Windstream’s acquisition strategy of picking up smaller service providers one at a time is apparently still in full swing. The newest candidate, NuVox, is a Greenville, SC based CLEC with over 90,000 customers across a sixteen state footprint. Windstream announced they are buying NuVox for $643 million.
This NuVox acquisition provides some level of diversification for Windstream because it is a business and enterprise focused CLEC. Windstream reports that after this acquisition, “Broadband and business revenues will represent more than half of Windstream’s total revenue…” It represents a significant hedge against declining revenue from residential wireline voice services.
“This transaction significantly advances our strategy to grow broadband and business revenues, which is important given the growth prospects in these areas,” said Jeff Gardner, president and CEO of Windstream. “NuVox has a strong performance record of growing revenues and improving margins and offers the potential for continued business growth. The transaction will be accretive to Windstream’s free cash flow in the first full year and lowers our dividend payout ratio, which is a key element of our acquisition philosophy.”

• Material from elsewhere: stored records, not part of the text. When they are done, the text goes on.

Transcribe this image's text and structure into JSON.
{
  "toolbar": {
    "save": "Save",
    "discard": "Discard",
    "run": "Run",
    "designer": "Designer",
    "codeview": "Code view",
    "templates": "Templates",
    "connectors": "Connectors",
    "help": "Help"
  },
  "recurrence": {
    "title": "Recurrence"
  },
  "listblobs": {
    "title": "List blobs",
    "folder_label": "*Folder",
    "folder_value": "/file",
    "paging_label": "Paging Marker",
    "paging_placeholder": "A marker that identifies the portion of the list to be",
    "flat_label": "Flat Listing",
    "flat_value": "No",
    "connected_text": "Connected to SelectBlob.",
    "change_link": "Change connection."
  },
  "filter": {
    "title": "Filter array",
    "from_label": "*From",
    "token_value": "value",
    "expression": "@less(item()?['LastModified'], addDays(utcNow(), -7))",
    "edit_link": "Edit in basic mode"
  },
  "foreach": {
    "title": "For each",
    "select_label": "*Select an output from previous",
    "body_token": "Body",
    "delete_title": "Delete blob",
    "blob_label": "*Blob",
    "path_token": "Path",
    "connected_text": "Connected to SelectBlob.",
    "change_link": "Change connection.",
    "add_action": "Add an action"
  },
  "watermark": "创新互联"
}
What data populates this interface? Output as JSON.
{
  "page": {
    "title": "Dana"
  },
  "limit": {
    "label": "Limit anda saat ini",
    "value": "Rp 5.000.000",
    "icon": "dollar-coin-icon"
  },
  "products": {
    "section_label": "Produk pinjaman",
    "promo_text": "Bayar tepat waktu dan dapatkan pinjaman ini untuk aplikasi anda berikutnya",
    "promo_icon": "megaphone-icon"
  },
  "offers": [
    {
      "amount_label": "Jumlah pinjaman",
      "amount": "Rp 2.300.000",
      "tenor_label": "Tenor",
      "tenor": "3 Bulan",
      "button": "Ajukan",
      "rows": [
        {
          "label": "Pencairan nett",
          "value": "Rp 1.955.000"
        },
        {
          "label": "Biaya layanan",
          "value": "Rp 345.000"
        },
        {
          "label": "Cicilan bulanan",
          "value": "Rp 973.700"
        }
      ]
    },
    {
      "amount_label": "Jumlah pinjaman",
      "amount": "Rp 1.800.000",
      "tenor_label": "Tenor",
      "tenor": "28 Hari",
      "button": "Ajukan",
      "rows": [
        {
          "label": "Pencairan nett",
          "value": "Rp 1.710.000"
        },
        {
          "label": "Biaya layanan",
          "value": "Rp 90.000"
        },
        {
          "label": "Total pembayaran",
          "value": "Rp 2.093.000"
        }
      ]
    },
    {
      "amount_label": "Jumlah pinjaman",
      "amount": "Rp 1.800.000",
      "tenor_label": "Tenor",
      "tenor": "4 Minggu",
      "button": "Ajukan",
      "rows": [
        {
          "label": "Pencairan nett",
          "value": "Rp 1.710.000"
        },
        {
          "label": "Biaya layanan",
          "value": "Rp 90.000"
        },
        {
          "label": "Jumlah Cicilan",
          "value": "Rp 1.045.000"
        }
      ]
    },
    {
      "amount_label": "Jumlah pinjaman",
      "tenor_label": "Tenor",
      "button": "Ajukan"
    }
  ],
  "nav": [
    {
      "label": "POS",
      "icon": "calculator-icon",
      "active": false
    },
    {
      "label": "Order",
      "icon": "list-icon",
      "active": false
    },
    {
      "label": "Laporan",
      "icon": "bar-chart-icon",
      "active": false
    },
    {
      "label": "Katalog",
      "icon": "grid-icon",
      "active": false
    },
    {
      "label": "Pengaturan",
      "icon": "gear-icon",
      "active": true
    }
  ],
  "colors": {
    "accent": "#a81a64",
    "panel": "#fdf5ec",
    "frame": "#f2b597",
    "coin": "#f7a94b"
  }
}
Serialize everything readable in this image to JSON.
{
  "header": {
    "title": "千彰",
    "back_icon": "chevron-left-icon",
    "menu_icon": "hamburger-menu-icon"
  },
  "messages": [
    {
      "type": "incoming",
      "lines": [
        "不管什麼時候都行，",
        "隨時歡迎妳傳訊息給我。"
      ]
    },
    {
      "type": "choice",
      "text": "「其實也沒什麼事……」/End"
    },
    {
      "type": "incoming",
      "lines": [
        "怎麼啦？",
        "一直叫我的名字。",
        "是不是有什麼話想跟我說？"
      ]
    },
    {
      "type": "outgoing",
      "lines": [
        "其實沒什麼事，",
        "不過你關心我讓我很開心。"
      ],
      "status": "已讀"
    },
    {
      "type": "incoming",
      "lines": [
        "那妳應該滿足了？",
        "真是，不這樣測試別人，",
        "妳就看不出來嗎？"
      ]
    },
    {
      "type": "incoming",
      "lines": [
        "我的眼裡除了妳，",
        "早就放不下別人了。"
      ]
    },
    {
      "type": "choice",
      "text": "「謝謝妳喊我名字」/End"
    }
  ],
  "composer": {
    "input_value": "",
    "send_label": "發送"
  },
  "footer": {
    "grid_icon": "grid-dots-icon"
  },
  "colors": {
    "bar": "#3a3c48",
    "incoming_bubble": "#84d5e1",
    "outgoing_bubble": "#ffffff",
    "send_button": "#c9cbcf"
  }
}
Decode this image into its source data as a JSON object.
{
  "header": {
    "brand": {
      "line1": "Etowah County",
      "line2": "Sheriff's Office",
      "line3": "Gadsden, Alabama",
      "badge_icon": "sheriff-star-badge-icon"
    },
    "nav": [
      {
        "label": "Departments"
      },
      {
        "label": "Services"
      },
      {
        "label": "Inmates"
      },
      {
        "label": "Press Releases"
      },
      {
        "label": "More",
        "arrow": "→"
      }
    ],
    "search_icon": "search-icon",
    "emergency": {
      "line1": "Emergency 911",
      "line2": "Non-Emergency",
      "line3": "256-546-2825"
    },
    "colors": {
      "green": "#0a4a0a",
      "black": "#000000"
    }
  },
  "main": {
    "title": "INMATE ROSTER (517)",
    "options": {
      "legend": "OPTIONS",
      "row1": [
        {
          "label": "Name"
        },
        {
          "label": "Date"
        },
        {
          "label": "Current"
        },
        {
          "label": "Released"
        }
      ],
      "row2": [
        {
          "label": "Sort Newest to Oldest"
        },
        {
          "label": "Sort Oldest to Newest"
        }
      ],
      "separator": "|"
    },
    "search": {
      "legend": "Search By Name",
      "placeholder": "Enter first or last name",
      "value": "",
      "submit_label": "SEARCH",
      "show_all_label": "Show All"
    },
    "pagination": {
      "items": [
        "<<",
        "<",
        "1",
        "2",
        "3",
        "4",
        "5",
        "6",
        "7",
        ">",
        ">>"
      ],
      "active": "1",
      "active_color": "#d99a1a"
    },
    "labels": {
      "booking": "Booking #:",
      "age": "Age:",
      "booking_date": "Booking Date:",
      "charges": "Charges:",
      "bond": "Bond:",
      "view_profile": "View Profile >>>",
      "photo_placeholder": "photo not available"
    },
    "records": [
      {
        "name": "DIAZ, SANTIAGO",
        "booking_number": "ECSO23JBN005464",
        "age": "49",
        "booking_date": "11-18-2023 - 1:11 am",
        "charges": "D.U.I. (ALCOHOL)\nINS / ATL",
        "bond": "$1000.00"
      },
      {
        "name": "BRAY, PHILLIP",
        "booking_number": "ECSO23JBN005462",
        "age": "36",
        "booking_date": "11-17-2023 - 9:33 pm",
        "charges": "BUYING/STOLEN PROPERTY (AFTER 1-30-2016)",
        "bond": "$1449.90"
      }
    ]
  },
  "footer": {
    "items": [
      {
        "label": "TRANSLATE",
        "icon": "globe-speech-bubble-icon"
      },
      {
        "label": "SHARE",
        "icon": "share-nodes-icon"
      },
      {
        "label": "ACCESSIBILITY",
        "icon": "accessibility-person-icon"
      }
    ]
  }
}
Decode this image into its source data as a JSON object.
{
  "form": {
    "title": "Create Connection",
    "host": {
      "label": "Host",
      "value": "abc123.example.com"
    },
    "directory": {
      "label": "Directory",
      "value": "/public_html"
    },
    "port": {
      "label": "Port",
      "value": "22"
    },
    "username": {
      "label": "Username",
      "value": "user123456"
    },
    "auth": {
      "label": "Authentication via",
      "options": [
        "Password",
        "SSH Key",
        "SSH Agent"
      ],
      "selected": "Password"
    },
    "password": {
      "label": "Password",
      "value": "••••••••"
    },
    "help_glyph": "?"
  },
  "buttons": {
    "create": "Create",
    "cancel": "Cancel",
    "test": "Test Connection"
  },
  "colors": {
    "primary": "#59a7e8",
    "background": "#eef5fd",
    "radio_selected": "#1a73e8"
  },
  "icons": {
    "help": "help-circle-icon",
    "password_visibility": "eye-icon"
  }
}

This Windstream acquisition illustrates a continuing consolidation trend among tier 2 telecom providers. Unlike its tier 2 telco brethren, Windstream, based in Little Rock, AR, is picking up smaller service providers, one at a time. They recently purchased D&E Communications of Pennsylvania and Lexcom of North Carolina. Companies like FairPoint and Frontier are choosing a different consolidation path, sometimes doubling their size or more, through RBOC rural territory acquisition. That strategy is seeing mixed success, with the recent FairPoint bankruptcy as a prime example. CenturyTel and Embarq decided their best consolidation strategy was to merge together, to create CenturyLink.
I think WS has it right. Small strategic acquisitons to build scale. Big time mergers that double company size, etc. never seem to work as well.